その時は、前に速い走り屋がいたので、必死になって攻めていたせいで、チラッとしか見ていないので怖がる事はなかったが、走行後に、思い返したらさすがに鳥肌が立った記憶がある。


私が地元にしていた山は、いわゆる曰く付きの場所で有名で、山頂のトイレが出る、祠の横に設置されているベンチに座ると必ず事故を起こすなど噂される、心霊系の話にも話題に時折出されている場所でもあった。


だが、私含め走り屋は、その山に長く居すぎたせいか、一人で深夜の山中に居ても、恐怖心が薄らいでいる。

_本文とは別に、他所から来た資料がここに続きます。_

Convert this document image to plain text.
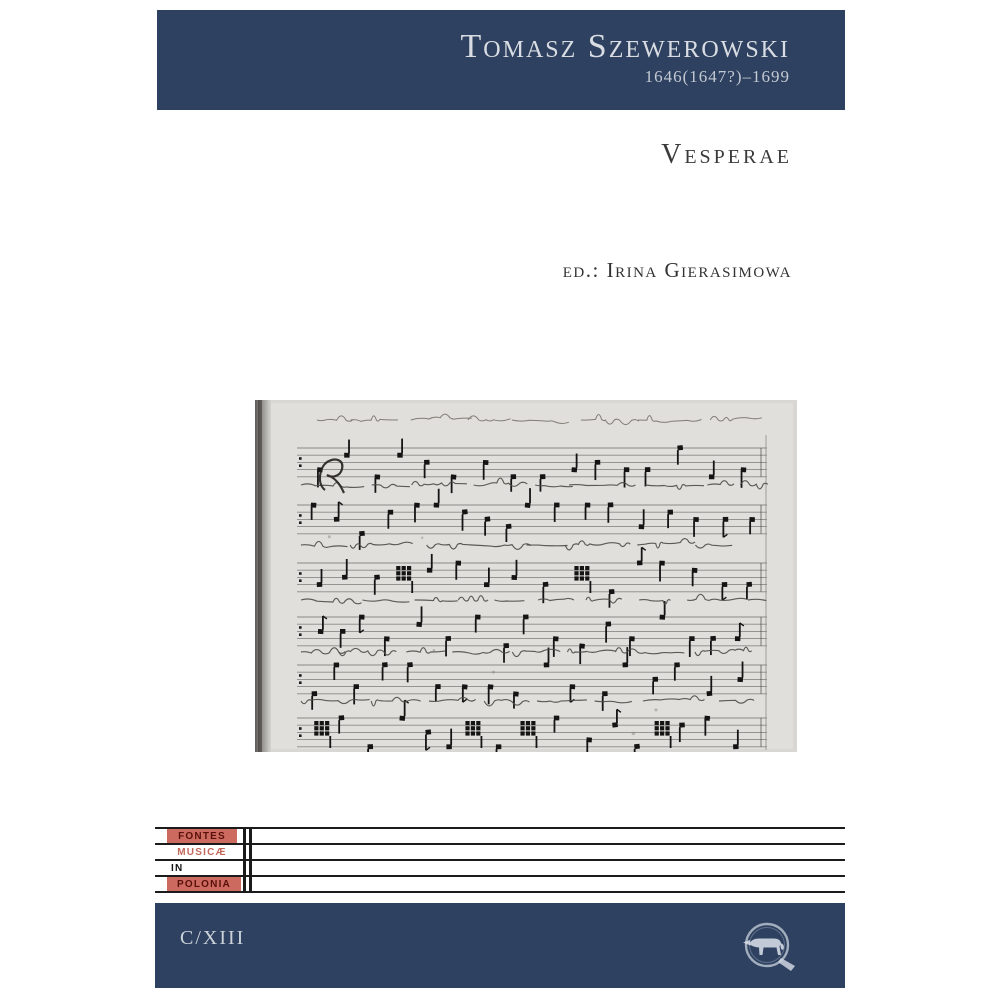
Tomasz Szewerowski
1646(1647?)–1699
Vesperae
ed.: Irina Gierasimowa
FONTES
MUSICÆ
IN
POLONIA
C/XIII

挙げ句の果てには、出ると噂のベンチに腰掛けて他の走り屋を観戦したり、この世に降りてくると有名なお盆休みに山で走ったりと色々と何かが可笑しくなってしまっているのかもしれない。


一時期、霊感の強い女性が山に来た事があった。


その女性から、ギャラリーコーナーで、首を吊った女の霊がいると聞かされた事がある。

最初は走り屋達は怖がり、ギャラリーコーナーに車を止めるのを躊躇ったが、1ヶ月もしない内にはギャラリーコーナーに車を止めていた。


それからしばらくして、今度は別の霊感が強いという男性が来た。


そのときに、首を吊った霊の話を話をした。

その時の事は、衝撃的だった。


「確かに首吊り自殺した女性いるけど、あの人は害はないよ、むしろ走り屋の車に勝手に乗って楽しんでるみたいだし」


と言われた時には、走り屋としては感無量であるが、横に乗っているという恐怖心で複雑な気分になり、失笑した。